Relativistic magnetic reconnection in pair plasmas and its astrophysical applications
Daniel Kagan, Lorenzo Sironi, Benoit Cerutti, Dimitrios Giannios

TL;DR
This review summarizes recent advances in understanding relativistic magnetic reconnection in pair plasmas, highlighting its role in high-energy astrophysical phenomena like pulsars and jets, driven by theory and particle-in-cell simulations.
Contribution
It provides a comprehensive overview of how fragmentation instabilities influence reconnection dynamics and particle acceleration in relativistic pair plasmas, with astrophysical applications.
Findings
Fragmentation instabilities significantly influence reconnection speed.
Reconnection affects particle acceleration, anisotropy, and radiation.

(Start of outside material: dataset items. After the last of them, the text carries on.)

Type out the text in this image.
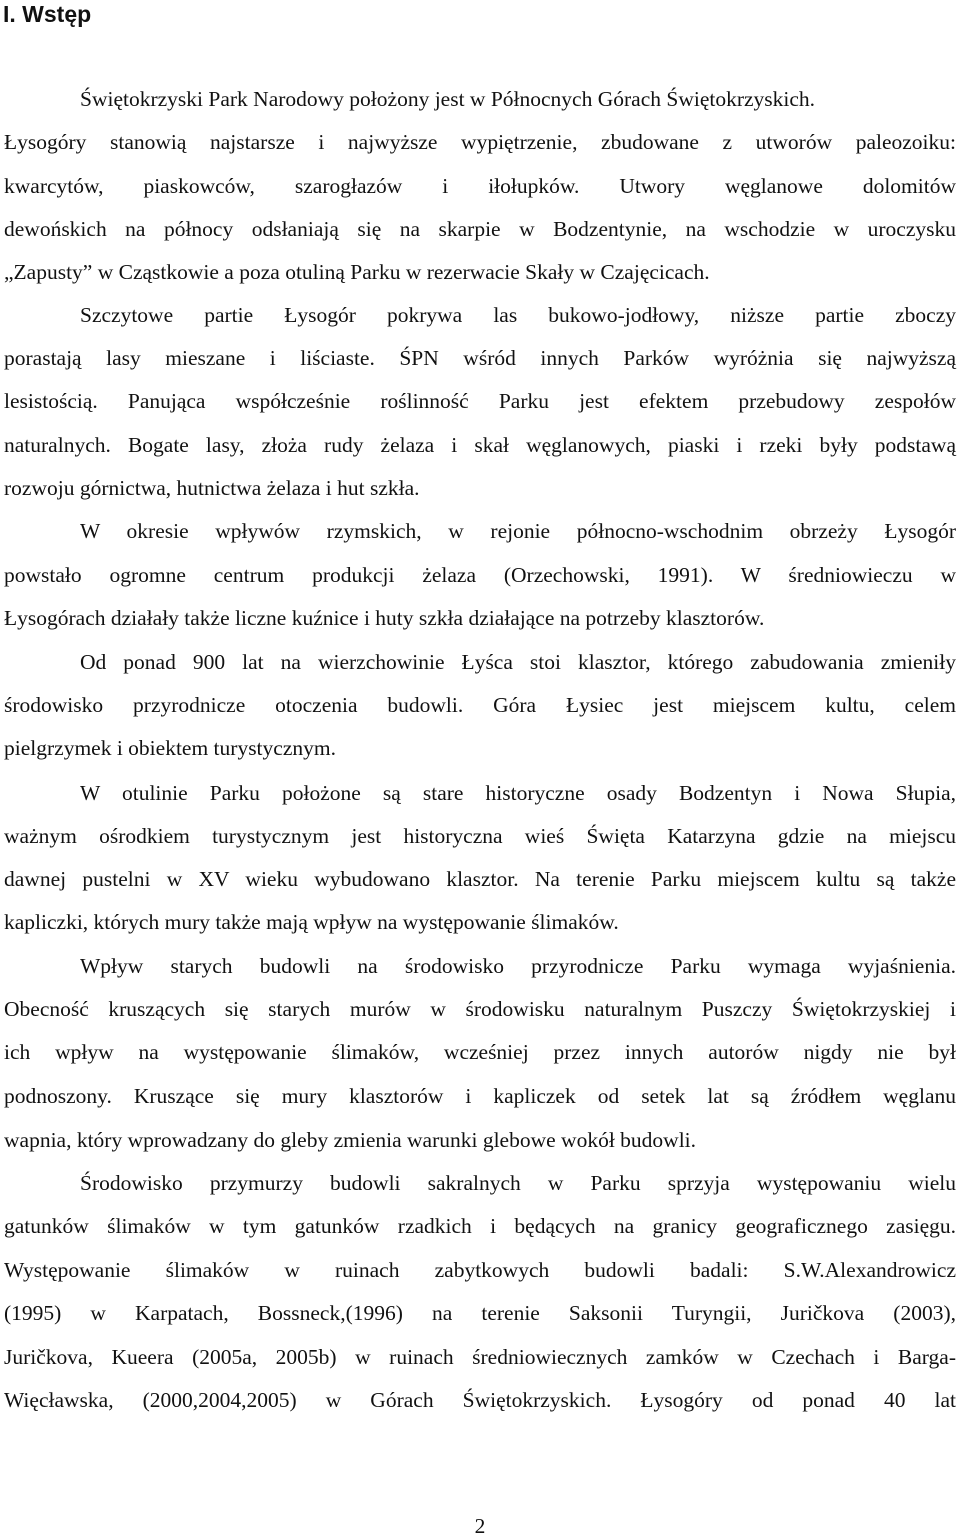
I. Wstęp

Świętokrzyski Park Narodowy położony jest w Północnych Górach Świętokrzyskich.

Łysogóry stanowią najstarsze i najwyższe wypiętrzenie, zbudowane z utworów paleozoiku:

kwarcytów, piaskowców, szarogłazów i iłołupków. Utwory węglanowe dolomitów

dewońskich na północy odsłaniają się na skarpie w Bodzentynie, na wschodzie w uroczysku

„Zapusty” w Cząstkowie a poza otuliną Parku w rezerwacie Skały w Czajęcicach.

Szczytowe partie Łysogór pokrywa las bukowo-jodłowy, niższe partie zboczy

porastają lasy mieszane i liściaste. ŚPN wśród innych Parków wyróżnia się najwyższą

lesistością. Panująca współcześnie roślinność Parku jest efektem przebudowy zespołów

naturalnych. Bogate lasy, złoża rudy żelaza i skał węglanowych, piaski i rzeki były podstawą

rozwoju górnictwa, hutnictwa żelaza i hut szkła.

W okresie wpływów rzymskich, w rejonie północno-wschodnim obrzeży Łysogór

powstało ogromne centrum produkcji żelaza (Orzechowski, 1991). W średniowieczu w

Łysogórach działały także liczne kuźnice i huty szkła działające na potrzeby klasztorów.

Od ponad 900 lat na wierzchowinie Łyśca stoi klasztor, którego zabudowania zmieniły

środowisko przyrodnicze otoczenia budowli. Góra Łysiec jest miejscem kultu, celem

pielgrzymek i obiektem turystycznym.

W otulinie Parku położone są stare historyczne osady Bodzentyn i Nowa Słupia,

ważnym ośrodkiem turystycznym jest historyczna wieś Święta Katarzyna gdzie na miejscu

dawnej pustelni w XV wieku wybudowano klasztor. Na terenie Parku miejscem kultu są także

kapliczki, których mury także mają wpływ na występowanie ślimaków.

Wpływ starych budowli na środowisko przyrodnicze Parku wymaga wyjaśnienia.

Obecność kruszących się starych murów w środowisku naturalnym Puszczy Świętokrzyskiej i

ich wpływ na występowanie ślimaków, wcześniej przez innych autorów nigdy nie był

podnoszony. Kruszące się mury klasztorów i kapliczek od setek lat są źródłem węglanu

wapnia, który wprowadzany do gleby zmienia warunki glebowe wokół budowli.

Środowisko przymurzy budowli sakralnych w Parku sprzyja występowaniu wielu

gatunków ślimaków w tym gatunków rzadkich i będących na granicy geograficznego zasięgu.

Występowanie ślimaków w ruinach zabytkowych budowli badali: S.W.Alexandrowicz

(1995) w Karpatach, Bossneck,(1996) na terenie Saksonii Turyngii, Juričkova (2003),

Juričkova, Kueera (2005a, 2005b) w ruinach średniowiecznych zamków w Czechach i Barga-

Więcławska, (2000,2004,2005) w Górach Świętokrzyskich. Łysogóry od ponad 40 lat

2
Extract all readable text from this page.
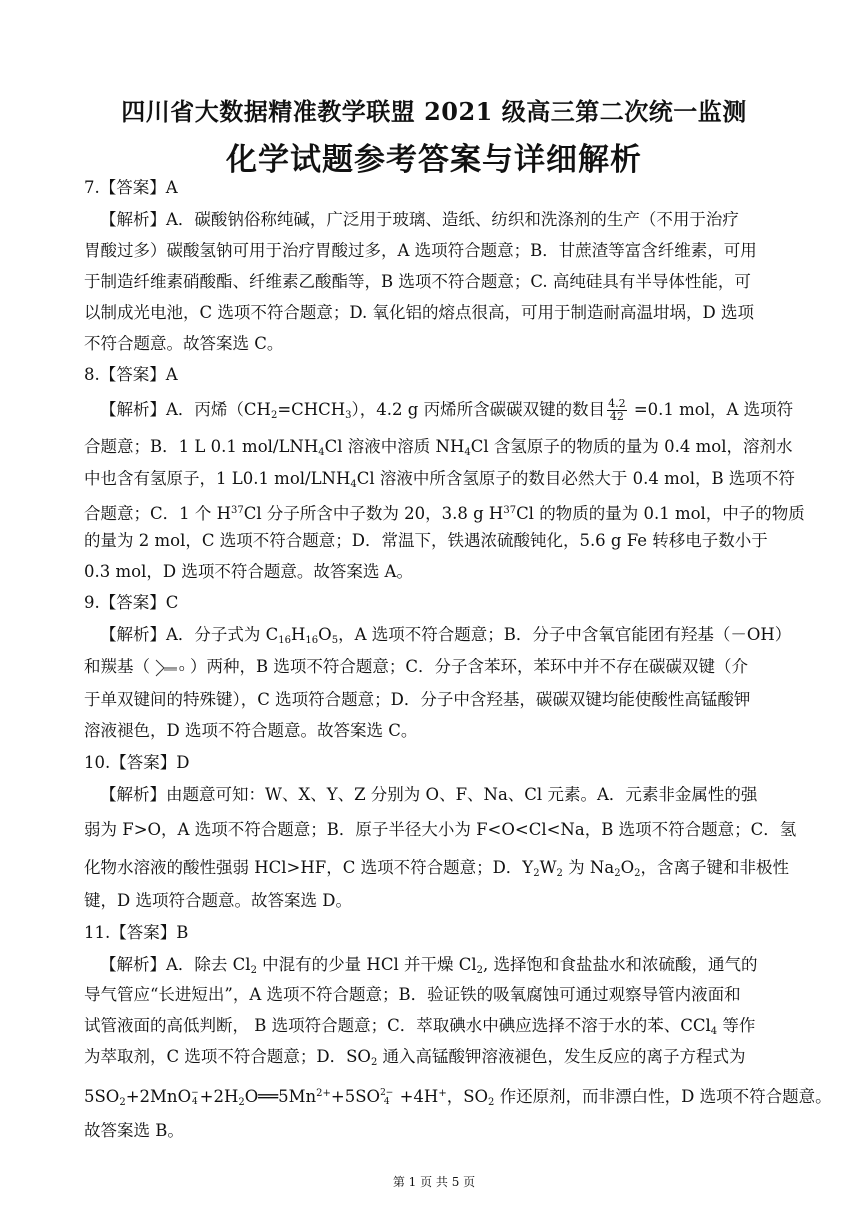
四川省大数据精准教学联盟 2021 级高三第二次统一监测
化学试题参考答案与详细解析
7.【答案】A
【解析】A．碳酸钠俗称纯碱，广泛用于玻璃、造纸、纺织和洗涤剂的生产（不用于治疗
胃酸过多）碳酸氢钠可用于治疗胃酸过多，A 选项符合题意；B．甘蔗渣等富含纤维素，可用
于制造纤维素硝酸酯、纤维素乙酸酯等，B 选项不符合题意；C. 高纯硅具有半导体性能，可
以制成光电池，C 选项不符合题意；D. 氧化铝的熔点很高，可用于制造耐高温坩埚，D 选项
不符合题意。故答案选 C。
8.【答案】A
【解析】A．丙烯$(CH_2=CHCH_3)$，4.2 g 丙烯所含碳碳双键的数目 $\frac{4.2}{42} =0.1$ mol，A 选项符
合题意；B．1 L 0.1 mol/$LNH_4Cl$ 溶液中溶质 $NH_4Cl$ 含氢原子的物质的量为 0.4 mol，溶剂水
中也含有氢原子，1 L0.1 mol/$LNH_4Cl$ 溶液中所含氢原子的数目必然大于 0.4 mol，B 选项不符
合题意；C．1 个 $H^{37}Cl$ 分子所含中子数为 20，3.8 g $H^{37}Cl$ 的物质的量为 0.1 mol，中子的物质
的量为 2 mol，C 选项不符合题意；D．常温下，铁遇浓硫酸钝化，5.6 g Fe 转移电子数小于
0.3 mol，D 选项不符合题意。故答案选 A。
9.【答案】C
【解析】A．分子式为 $C_{16}H_{16}O_5$，A 选项不符合题意；B．分子中含氧官能团有羟基（－OH）
和羰基（	O ）两种，B 选项不符合题意；C．分子含苯环，苯环中并不存在碳碳双键（介
于单双键间的特殊键），C 选项符合题意；D．分子中含羟基，碳碳双键均能使酸性高锰酸钾
溶液褪色，D 选项不符合题意。故答案选 C。
10.【答案】D
【解析】由题意可知：W、X、Y、Z 分别为 O、F、Na、Cl 元素。A．元素非金属性的强
弱为 F>O，A 选项不符合题意；B．原子半径大小为 F<O<Cl<Na，B 选项不符合题意；C．氢
化物水溶液的酸性强弱 HCl>HF，C 选项不符合题意；D．$Y_2W_2$ 为 $Na_2O_2$，含离子键和非极性
键，D 选项符合题意。故答案选 D。
11.【答案】B
【解析】A．除去 $Cl_2$ 中混有的少量 HCl 并干燥 $Cl_2$, 选择饱和食盐盐水和浓硫酸，通气的
导气管应“长进短出”，A 选项不符合题意；B．验证铁的吸氧腐蚀可通过观察导管内液面和
试管液面的高低判断， B 选项符合题意；C．萃取碘水中碘应选择不溶于水的苯、CCl$_4$ 等作
为萃取剂，C 选项不符合题意；D．$SO_2$ 通入高锰酸钾溶液褪色，发生反应的离子方程式为
$5SO_2+2MnO$ −
$4 +2H_2O══5Mn^{2+}+5SO$ 2−
4 +4H+，$SO_2$ 作还原剂，而非漂白性，D 选项不符合题意。
故答案选 B。
第 1 页 共 5 页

Application to pulsars, nebulae, and jets enhances astrophysical understanding.
Abstract
This review discusses the physics of magnetic reconnection, a process in which the magnetic field topology changes and magnetic energy is converted to kinetic energy, in pair plasmas in the relativistic regime. We focus on recent progress in the field driven by theory advances and the maturity of particle-in-cell codes. This work shows that fragmentation instabilities at the current sheet can play a critical role in setting the reconnection speed and affect the resulting particle acceleration, anisotropy, bulk flows, and radiation. Then, we discuss how this novel understanding of relativistic reconnection can be applied to high-energy astrophysical phenomena, with an emphasis on pulsars, pulsar wind nebulae, and active galactic nucleus jets.